Coronaviruses belong to a family known as Coronaviridae, and under an electron microscope they look like pointed rings. They are named after these spikes, which form a halo or "crown" around their viral envelope.

Coronaviruses contain a single RNA strand in the envelope and cannot propagate as a virus without entering living cells and hijacking their machines. The spikes on the viral envelope help coronaviruses bind to cells, giving them a way to come in, like opening the door with C4. Once inside, they turn the cell into a virus factory, using the molecular conveyor to produce more viruses, which are then sent from the cell.

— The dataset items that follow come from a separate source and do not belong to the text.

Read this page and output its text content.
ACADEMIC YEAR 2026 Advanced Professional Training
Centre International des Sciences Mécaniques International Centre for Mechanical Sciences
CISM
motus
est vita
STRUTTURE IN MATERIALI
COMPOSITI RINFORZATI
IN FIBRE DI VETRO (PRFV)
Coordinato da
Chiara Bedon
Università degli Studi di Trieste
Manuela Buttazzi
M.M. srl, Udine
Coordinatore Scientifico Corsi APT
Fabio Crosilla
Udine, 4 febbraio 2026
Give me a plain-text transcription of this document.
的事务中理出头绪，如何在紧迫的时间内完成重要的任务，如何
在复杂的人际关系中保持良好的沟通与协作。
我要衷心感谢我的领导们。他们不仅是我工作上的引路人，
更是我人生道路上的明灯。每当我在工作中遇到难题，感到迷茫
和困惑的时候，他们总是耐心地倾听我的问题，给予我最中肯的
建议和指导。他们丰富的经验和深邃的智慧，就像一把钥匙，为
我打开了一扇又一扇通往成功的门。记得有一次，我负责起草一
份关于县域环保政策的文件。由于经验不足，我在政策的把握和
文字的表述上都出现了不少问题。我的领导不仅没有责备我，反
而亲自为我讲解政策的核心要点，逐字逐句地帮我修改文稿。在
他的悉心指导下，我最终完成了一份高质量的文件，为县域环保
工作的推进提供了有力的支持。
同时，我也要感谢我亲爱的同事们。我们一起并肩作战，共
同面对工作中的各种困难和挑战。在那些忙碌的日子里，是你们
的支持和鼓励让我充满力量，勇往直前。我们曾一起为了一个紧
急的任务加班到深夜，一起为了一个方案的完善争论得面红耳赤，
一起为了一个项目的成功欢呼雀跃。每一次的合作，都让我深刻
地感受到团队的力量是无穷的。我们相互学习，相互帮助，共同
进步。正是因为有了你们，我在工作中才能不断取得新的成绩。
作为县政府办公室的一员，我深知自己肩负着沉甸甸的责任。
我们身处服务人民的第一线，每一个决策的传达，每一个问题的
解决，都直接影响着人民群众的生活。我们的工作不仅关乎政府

The virus progeny infects other cells and the cycle starts again. Typically, these types of viruses are found in animals ranging from livestock and pets to animals in the wild, such as bats. Some are responsible for diseases such as the common cold. When they make the leap to humans, they can cause fever, respiratory diseases and inflammation in the lungs. In people who are immunocompromised, such as the elderly or people with HIV / AIDS, such viruses can cause serious respiratory diseases, leading to pneumonia and even death.

Extremely pathogenic coronaviruses were behind SARS (severe acute respiratory syndrome) and MERS (Middle Eastern respiratory syndrome) outbreaks in the last two decades. These viruses were easily transmitted from person to person. SARS, which emerged in the early 2000s, infected more than 8,000 people and resulted in nearly 800 deaths. MERS, which appeared in early 2010, infected nearly 2,500 people and led to more than 850 deaths.

Where did the virus come from?

The virus appears to have originated in Wuhan, a Chinese city about 650 miles south of Beijing with a population of more than 11 million people. The Huanan Seafood Wholesale Market, which sells fish, as well as a panoply of meat from other animals, including bats, snakes, and pangolins, was involved in the spread in early January.

Prestigious medical journal The Lancet published a comprehensive summary of the clinical characteristics of patients infected with the disease dating back to December 1, 2019. The very first identified patient was not exposed to the market, suggesting that the virus might be somewhere else came from and was transported to the market, where it was able to thrive.

Chinese authorities closed the fish market on January 1.

Markets are involved in the origin and spread of viral diseases in previous epidemics, including SARS and MERS. A large majority of people who have so far confirmed that the new corona virus has come down have been at the Huanan Seafood marketplace in recent weeks. The market seems to be an integral part of the puzzle, but researchers continue to test and investigate the original cause.

An early report, published in the Journal of Medical Virology on January 22, suggested that snakes were the most likely animal reservoir for wildlife before 2019-nCoV, but the work was solidly refuted by two further studies just one day later , on Jan 23.